私はSNS上で、出産したので小説がいまは書けないという事情を報告した。これが失敗だった。懇意にしていたフォロワーが離れていってしまったのだ。さまざまな事情の人がいるのに、配慮が行き届かなかった。
私は自慢したかったわけではない。そうではなく、書こうと思っていたことが書けなくなった。それが苦しかった。私生活の変化。とか一身上の都合。とかぼかせばよかった。いま激しく後悔している。
私が書こうとしていたものは、私の中で、あくまで私の中で人生のかなしみを癒すものであり、非常に重要だったのである。だから公表しなければ気がおさまらなかった。馬鹿だったと思う。よく考えたらよかった。彼女が離れていくだろうことは、予想できていたのに。私は彼女が大切だったので、彼女を失いたくなかった。いままで独身であるように振る舞ってきた。互いに趣味が似ていて、精神性も似ていて、似ている者同士だと思っていた。だが女性にとって、既婚か未婚かということは大きな違いだ。だからこそ黙っていたし、既婚であることなどおくびにも出さなかった。それがダメだった。ショックを受けさせてしまった。
似ているからよくわかる。私も、女性性を受け入れられない者同士似ていると思っていた友人が知らぬうちに結婚出産したことを知り、頭を鈍器で殴られたようなショックを受けて塞ぎ込んだことがあるから、多分そのように落ち込むだろうと思った。
かなり詳しく書いたので、知っている人が読んだら私だと分かってしまうかもしれない。
私は執筆したいことと引き換えに友人を失った。
しかしどれだけ言い訳を並べ立てようが、嘆こうが、彼女は戻ってこないのだから前を向いていかなければ。
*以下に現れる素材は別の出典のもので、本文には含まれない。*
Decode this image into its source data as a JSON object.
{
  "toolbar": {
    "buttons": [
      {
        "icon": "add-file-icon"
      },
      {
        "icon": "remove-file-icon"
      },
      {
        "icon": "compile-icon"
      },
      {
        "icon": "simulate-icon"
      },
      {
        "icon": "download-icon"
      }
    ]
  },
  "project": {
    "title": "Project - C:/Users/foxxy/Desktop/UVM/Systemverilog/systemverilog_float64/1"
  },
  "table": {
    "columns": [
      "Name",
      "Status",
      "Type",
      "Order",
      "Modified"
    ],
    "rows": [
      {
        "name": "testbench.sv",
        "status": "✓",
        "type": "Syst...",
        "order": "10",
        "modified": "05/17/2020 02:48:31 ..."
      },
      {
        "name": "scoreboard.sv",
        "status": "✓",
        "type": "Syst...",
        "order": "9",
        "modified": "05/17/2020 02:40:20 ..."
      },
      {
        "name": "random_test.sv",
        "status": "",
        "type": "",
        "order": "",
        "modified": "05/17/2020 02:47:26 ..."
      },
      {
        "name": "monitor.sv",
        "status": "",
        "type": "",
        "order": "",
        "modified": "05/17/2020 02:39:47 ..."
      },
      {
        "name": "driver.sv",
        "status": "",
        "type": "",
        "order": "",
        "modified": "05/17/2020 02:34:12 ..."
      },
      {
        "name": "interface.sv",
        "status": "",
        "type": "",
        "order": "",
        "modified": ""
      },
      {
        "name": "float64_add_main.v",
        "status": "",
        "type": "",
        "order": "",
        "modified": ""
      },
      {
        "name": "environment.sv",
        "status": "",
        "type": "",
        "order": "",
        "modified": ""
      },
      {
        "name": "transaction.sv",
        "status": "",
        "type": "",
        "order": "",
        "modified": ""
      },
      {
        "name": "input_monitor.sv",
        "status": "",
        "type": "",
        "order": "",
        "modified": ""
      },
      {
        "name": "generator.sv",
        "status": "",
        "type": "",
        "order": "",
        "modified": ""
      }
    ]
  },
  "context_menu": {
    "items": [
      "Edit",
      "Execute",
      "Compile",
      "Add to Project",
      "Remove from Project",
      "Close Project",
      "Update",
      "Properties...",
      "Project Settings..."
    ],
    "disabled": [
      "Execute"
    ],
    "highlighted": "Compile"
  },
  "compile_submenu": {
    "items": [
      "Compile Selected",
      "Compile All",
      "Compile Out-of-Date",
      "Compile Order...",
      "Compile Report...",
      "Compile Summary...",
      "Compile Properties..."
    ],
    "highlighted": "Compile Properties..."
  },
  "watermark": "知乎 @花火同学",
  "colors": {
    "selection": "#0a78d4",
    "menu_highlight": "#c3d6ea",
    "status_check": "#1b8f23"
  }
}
オタク女性の界隈で、なにかが合わなくて離れていったという話はよく聞くのだが、私は遅くにSNSデビューしたし、作品を書いたのも最近になってからだった。だからこういうことははじめてで、心の整理がまだついていない。
これを読んで不快になる方もいるかもしれない。言い訳を並べ立てている偽善者だと思う人がいるかもしれない。馬鹿だと思われるかもしれない。BLが好きな自分をかっこよく飾りたいだけの単なる変態と思われるかもしれない。
だが書かずにおれなかった。忘備録のためだ。この悲しみを忘れない。私はそれでも、自分の人生のために書く。